2016 , Leicht, Niklas , Knop, Nicolas , Müller-Bloch, Christoph , Leimeister, Jan Marco

Crowdsourcing describes a novel mode of value creation in which organizations broadcast tasks that have been previously performed in-house to a large magnitude of Internet users that perform these tasks. Although the concept has gained maturity and has proven to be an alternative way of problem-solving, an organizational cost-benefit perspective has largely been neglected by existing research. More specifically, it remains unclear when crowdsourcing is advantageous in comparison to alternative governance structures such as in-house production. Drawing on crowdsourcing literature and transaction action cost theory, we present two case studies from the domain of crowdsourced software testing. We systematically analyze two organizations that applied crowdtesting to test a mobile application.

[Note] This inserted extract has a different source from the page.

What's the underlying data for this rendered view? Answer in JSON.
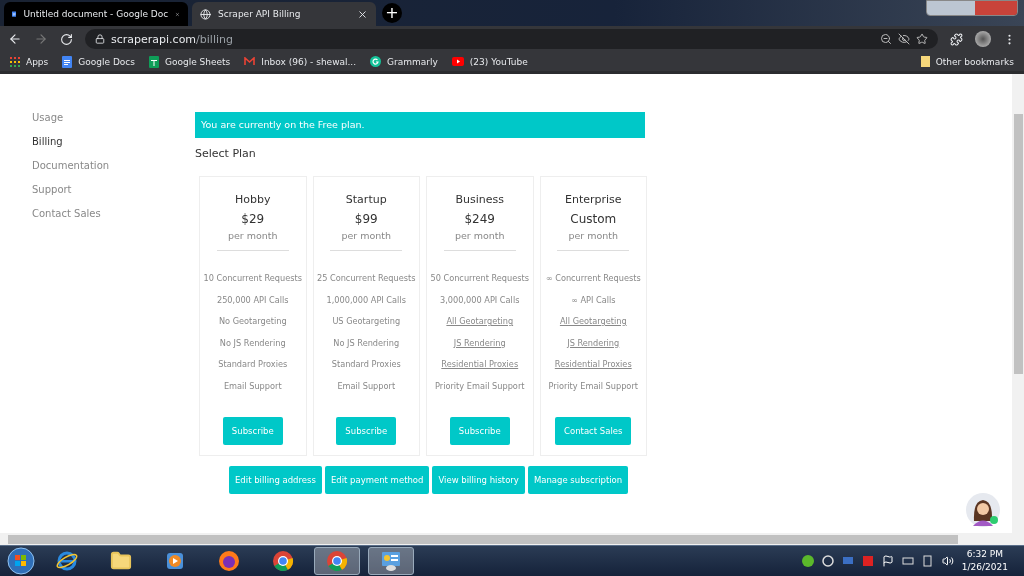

As both organizations tested the application via crowdtesting and their traditional in-house testing, we are able to relate the effectiveness of crowdtesting and the associated costs to the effectiveness and costs of in-house testing. We find that crowdtesting is comparable in terms of testing quality and costs, but provides large advantages in terms of speed, heterogeneity of testers and user feedback as added value. We contribute to the crowdsourcing literature by providing first empirical evidence about the instances in which crowdsourcing is an advantageous way of problem solving.